Buddhists refer to the ten thousand joys and the ten thousand sorrows of this life. Well, for me, from the first moments of the retreat-that first evening-well into the following morning, it was as if all ten thousand of my life’s sorrows came and just sat on me. I could barely contain the sorrow to sit in the meditation hall. And I really have no idea what that was about.

My sorrow did not ease until late Monday morning when Gordon, during the morning talk and in great vulnerability, shared his own pain and sorrow at what his younger brother is experiencing. The details of that aren’t important. What is important is that Gordon’s vulnerability helped my own heart break open with compassion. In some way, in that moment, I found joy again.

It wasn’t that I felt, “oh good, I’m not the only one.” Not at all. It was almost as if I felt Gordon’s love for his brother, felt Gordon’s own powerlessness at that situation and found it resonating with my own powerlessness. It was then that I could let divine love flow through my own heart.

There is a truly beautiful irony here: in Gordon’s vulnerability I was empowered to surrender to love and compassion. This has been on my mind since that moment last week. I so often hesitate to write about my most vulnerable moments. But I understand in a new way that my own vulnerability may help someone who reads this blog. And that is the whole point of the blog: to offer what I have in service to others. Maybe even my ten thousand sorrows. Don’t worry, though, I won’t write about all ten thousand at one time!
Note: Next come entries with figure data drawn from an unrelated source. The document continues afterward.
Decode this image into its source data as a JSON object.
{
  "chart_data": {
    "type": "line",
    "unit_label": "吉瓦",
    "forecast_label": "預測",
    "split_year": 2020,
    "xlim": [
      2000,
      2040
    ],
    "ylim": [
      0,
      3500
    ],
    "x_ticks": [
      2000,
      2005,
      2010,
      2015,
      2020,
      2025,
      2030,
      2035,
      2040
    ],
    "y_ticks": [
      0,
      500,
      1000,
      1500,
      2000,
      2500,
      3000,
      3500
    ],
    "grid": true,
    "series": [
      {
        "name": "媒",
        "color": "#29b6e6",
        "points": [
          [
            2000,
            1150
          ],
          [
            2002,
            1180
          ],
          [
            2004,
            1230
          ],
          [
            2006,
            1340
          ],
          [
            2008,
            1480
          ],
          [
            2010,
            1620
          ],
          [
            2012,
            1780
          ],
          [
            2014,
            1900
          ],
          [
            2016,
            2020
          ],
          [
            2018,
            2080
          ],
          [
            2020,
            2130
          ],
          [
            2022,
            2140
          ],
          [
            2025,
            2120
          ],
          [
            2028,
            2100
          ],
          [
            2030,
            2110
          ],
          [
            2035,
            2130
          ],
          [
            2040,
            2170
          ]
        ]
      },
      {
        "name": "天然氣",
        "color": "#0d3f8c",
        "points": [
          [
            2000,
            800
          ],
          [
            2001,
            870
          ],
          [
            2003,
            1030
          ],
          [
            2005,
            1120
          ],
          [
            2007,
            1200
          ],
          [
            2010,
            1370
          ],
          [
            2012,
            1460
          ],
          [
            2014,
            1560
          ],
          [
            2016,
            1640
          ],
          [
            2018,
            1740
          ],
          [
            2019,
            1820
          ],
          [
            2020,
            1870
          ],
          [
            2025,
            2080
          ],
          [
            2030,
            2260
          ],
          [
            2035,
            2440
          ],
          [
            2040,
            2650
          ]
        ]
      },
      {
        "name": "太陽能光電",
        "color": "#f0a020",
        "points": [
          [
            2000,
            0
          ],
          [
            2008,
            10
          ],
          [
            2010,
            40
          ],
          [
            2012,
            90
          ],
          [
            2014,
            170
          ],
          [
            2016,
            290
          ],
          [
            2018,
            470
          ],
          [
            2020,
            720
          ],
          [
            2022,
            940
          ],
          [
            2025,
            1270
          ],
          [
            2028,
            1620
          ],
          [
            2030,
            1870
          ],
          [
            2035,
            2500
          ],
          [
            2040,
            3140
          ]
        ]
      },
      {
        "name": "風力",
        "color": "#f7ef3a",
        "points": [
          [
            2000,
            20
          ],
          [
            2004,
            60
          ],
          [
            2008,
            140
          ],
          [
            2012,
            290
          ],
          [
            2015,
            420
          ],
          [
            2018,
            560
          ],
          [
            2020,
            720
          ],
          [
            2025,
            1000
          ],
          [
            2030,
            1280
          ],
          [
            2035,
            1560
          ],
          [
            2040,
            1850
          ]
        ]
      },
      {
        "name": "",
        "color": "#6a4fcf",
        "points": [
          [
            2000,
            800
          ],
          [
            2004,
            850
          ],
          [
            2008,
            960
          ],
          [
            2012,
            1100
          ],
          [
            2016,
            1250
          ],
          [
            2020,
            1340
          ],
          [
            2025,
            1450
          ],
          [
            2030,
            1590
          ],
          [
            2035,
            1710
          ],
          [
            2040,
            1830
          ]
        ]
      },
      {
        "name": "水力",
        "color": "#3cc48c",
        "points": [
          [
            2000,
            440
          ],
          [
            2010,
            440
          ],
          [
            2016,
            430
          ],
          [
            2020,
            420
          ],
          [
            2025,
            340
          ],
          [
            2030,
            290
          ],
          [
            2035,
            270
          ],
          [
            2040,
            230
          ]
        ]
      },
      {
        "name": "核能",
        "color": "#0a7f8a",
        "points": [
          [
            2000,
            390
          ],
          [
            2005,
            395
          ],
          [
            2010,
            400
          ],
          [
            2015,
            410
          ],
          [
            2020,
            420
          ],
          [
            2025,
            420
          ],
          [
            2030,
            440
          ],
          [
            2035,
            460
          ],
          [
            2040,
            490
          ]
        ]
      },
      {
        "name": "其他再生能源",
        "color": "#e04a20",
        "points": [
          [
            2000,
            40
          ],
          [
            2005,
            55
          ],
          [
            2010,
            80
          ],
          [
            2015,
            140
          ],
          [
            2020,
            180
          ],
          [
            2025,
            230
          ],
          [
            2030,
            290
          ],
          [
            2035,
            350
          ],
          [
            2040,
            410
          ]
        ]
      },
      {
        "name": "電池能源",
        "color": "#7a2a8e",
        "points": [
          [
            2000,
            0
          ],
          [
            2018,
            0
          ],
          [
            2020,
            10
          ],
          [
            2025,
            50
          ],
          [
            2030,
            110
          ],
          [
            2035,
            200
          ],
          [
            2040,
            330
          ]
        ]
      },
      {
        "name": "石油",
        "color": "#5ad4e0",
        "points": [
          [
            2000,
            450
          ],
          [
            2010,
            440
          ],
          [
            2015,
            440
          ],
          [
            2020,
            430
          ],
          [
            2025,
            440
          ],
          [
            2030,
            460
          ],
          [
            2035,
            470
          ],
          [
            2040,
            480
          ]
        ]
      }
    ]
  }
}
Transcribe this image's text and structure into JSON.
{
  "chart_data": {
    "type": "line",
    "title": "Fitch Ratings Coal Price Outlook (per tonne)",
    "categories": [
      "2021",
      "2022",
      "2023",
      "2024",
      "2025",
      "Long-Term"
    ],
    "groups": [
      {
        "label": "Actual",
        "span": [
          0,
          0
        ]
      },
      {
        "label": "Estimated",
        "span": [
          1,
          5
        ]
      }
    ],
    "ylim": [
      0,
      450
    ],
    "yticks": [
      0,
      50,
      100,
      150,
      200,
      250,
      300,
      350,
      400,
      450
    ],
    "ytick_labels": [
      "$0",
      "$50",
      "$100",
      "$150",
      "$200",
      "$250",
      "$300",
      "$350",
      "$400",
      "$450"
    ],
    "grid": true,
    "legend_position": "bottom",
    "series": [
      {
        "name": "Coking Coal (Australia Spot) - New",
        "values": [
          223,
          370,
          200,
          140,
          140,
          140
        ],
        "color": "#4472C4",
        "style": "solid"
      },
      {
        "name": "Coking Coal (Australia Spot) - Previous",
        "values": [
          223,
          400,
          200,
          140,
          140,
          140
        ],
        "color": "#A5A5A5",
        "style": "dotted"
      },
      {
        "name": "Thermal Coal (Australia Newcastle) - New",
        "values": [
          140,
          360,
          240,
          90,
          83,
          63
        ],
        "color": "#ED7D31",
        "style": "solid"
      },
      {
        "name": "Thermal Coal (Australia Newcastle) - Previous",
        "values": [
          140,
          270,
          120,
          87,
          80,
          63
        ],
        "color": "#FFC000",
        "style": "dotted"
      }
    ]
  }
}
The good news is that, while we may experience ten thousand sorrows in this life, we also find ten thousand joys. I felt the heaviness of sorrow while on retreat but I also enjoy the fullness of joy. Gordon reassures me that all of this is perfectly normal, that on retreat our griefs often surface to sit with us for a while. Then they pass away and something new, like joy, arises. On retreat and in life, experiencing the joys and the sorrows adds to my awareness and renew my ability to be vulnerable with others. This is what I have to offer-my experiences-and the gifts of grace that come with the ten thousand sorrows and the ten thousand joys.